Step 3: Figure ingredient cost per hour. Multiply the ingredient cost of one loaf ($0.50) by the number of loaves you can make in an hour ($0.50 x 5 = $2.50).
Step 4: Set labor cost. In this example, you decide you are willing to work for $6 per hour.
Step 5: Add your totals:
Fixed Expenses $2.00
Ingredients $2.50
Labor $6.00
Total per hour cost $10.50
Step 6: Divide the total per hour cost by the number of loaves you can make per hour ($10.50 ÷ 5 = $2.10).
Estimating Profits
Profit is the income left after all direct costs, labor, and overhead expenses have been paid. To have money left over, a profit factor or profit margin must be calculated in initial pricing. After the total costs are calculated, the profit factor is added to get the final price.
Total Costs + Profit = Price
or
(Direct Costs + Labor + Overhead Expenses)
+ Profit = Price
The amount to add for profit is based on the standard for the type of business. Generally, this amount ranges from 10 to 25 percent. An initial mistake that many businesses make is not adding in a profit margin to their pricing strategy. If this is not done, there will be no money for growth or expansion of the business.
Retail Pricing
While the principles for pricing a product or service are essentially the same, there are some differences that need to be considered when wholesaling a product to a retailer. The price figured above is the wholesale price. To arrive at the retail price for a product or service, a retail margin is added. This is usually two to three times the wholesale price and is called the markup.

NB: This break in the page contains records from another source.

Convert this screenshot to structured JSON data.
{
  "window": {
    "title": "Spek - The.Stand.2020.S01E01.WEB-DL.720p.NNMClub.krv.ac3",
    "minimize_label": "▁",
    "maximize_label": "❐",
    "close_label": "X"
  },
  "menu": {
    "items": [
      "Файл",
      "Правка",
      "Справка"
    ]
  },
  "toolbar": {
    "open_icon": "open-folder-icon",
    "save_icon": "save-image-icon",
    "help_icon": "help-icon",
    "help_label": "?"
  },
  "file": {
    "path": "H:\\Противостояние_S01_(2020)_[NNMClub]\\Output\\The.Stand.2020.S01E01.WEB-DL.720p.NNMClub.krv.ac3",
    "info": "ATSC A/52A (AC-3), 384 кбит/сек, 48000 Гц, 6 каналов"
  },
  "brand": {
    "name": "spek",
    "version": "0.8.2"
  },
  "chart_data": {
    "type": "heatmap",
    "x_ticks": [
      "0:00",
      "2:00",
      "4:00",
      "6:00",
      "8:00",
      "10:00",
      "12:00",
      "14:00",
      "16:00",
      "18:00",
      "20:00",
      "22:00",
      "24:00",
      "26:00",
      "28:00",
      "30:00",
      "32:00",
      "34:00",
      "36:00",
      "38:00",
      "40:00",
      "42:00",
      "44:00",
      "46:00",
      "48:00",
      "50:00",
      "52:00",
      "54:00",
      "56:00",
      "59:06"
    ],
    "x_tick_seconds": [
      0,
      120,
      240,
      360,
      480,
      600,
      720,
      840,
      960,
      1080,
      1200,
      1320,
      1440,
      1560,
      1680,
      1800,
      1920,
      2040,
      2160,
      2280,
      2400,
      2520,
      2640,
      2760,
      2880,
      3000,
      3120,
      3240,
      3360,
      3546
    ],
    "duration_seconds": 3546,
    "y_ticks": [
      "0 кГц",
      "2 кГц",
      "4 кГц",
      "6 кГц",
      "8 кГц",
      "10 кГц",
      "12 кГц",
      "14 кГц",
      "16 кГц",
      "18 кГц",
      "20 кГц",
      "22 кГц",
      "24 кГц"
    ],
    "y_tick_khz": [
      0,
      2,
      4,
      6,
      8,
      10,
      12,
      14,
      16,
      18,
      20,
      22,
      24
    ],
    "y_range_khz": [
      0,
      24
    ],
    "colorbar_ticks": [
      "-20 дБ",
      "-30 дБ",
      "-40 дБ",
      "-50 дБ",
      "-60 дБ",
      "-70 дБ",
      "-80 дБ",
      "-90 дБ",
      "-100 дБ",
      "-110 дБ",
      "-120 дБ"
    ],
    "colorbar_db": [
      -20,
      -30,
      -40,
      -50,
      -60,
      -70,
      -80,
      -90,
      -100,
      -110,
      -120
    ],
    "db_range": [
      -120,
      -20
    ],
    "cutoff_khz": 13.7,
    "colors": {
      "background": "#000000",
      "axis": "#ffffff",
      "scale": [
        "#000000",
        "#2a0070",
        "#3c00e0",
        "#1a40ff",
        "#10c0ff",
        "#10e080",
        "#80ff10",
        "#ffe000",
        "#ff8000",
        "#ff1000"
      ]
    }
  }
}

Wholesale Price x Retail Margin = Retail Price
or
(Direct Costs + Labor + Overhead Expenses + Profit) x Retail Margin = Retail Price
After determining the price, compare this price with similar products. Will customers pay $4.20 to $6.30 retail for a loaf of your bread? If the price is considerably higher than a similar item made by the competition, consider these options:
* Reduce ingredient cost
* Reduce labor cost
* Increase per hour production
* Decrease expenses
* Improve work methods, which may accomplish all four of the above
* Reconsider the business venture
A wholesaler may crossover and be a retailer at times. When this happens, the wholesaler must be careful not to compete with or undercut wholesale customers. For example, bread may be sold to a retailer for $2.10 knowing that the retailer is going to markup the price to cover costs. In this case, the wholesaler who also sells directly to the retail customer needs to sell at retail prices. If the foods business wholesaler sells directly to the retail customer at a lower price than the retailer, the business will lose wholesale accounts.
If wholesaling to retailers or selling to retailers through a distributor or "sales rep," the retailer may ask for discounts when buying in bulk and distributors may ask for a percentage of what they sell. Both of these are overhead "costs" that must be incorporated into the original pricing formula.
Price Sheet and Policies
Have a price sheet that is available to customers. On this sheet, list your basic policies. Post both prices and policies in your office as well. Some basic policies could include:
* Minimum order size
* Time needed to fill order
* Delivery schedule
* Advance payment and billing procedures
* Returns
* Cancellations
* Price changes
* Other rules you will follow
Remember, pricing is as much an art as it is a science. Your customer has to be willing to pay your price or your business will not be a success.